On Thursday, a court heard that the white man accused of wielding the pump-action shotgun that killed Arbery used the N-word as he stood over the victim’s body.
“The last few moments of Ahmaud’s life involved pursuit by a lynching party identical to the lynching parties of the Jim Crow era,” the UN monitors write. They add that the video showing white men “chase, corner and execute a young man who was out jogging, evoke the very terror that the lynching regime in the US was intended to inspire”.
The group of 66 experts, known as “special rapporteurs” in the UN system, also have unbridled words for Donald Trump. They heavily criticize his threat to deploy the US military against peaceful protesters as well as his glorification of violence in a tweet in which he said “when the looting starts, shooting starts”.

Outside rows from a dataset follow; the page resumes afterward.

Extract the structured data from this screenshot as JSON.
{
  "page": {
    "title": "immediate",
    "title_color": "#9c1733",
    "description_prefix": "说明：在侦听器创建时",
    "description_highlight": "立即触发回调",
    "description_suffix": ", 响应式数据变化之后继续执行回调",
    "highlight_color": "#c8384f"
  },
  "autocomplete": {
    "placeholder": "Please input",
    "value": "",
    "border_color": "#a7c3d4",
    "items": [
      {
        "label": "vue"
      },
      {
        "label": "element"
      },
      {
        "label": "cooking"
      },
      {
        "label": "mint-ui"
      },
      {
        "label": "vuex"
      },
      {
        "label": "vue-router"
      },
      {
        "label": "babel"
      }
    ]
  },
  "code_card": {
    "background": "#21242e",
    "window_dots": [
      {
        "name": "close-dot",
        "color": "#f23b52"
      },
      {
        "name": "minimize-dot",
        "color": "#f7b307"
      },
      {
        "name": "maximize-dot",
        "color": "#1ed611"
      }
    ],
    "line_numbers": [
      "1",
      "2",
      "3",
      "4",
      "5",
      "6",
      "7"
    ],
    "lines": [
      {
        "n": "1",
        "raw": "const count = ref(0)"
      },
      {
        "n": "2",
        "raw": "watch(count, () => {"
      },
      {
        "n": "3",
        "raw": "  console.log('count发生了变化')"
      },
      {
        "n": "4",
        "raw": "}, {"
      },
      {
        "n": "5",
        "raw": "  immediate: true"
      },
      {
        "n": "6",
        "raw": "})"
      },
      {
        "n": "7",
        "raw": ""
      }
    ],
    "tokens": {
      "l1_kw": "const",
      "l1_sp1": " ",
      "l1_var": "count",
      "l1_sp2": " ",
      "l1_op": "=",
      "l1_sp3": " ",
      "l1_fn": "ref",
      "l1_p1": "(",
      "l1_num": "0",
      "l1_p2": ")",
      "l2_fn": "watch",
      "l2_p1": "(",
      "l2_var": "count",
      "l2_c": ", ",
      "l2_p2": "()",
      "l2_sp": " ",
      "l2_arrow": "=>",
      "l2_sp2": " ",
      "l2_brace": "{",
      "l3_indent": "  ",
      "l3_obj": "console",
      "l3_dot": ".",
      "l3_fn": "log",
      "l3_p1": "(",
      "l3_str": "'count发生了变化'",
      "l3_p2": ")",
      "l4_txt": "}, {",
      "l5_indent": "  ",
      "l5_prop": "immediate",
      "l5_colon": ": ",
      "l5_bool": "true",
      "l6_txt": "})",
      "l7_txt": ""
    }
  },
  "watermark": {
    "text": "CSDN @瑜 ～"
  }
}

The UN monitors state: “The response of the president of the United States to the protests has included threatening more state violence using language directly associated with racial segregationists from the nation’s past. We are deeply concerned the nation is on the brink of a militarized response that re-enacts the injustices that have driven people to the streets to protest.”
The signatories include more than two-thirds of human rights watchdogs who form the backbone of the UN’s monitoring of human rights abuses around the globe. They include Agnès Callamard, who acts as observer on extrajudicial, summary or arbitrary executions; Tendayi Achiume, the special rapporteur on racism and xenophobia; Felipe González, on the human rights of migrants; and Nils Melzer, on torture and other cruel, inhuman or degrading treatment.
Callamard told the Guardian that the joint statement came at a critical time for the UN. “There has never been a more urgent moment for us, UN independent experts, to stand together, speak together and act together. I cannot think of more crucial issues than those we are confronting as a global community.”
The joint statements raise powerful concerns about other aspects of modern life in America. They say there are “significant rule of law concerns” in the way the current crop of anti-police brutality protests have themselves been policed with many incidents of teargassing of peaceful protesters.
They also note that the coronavirus pandemic has ripped through African American and Latino communities in the US, producing a death rate three times that of white people. They also point to “staggering police and military budgets” at a time where healthcare, education, housing and pollution prevention are all suffering depleted resources.
The UN monitors propose a series of profound reforms to policing in America, including the appointment of civilian oversight boards, mandatory use of body cameras and an end to the provision of military equipment to police forces.
“This is a time for action and not just talk,” they say, “especially from those who need not fear for their lives or their livelihoods because of their race or ethnicity.”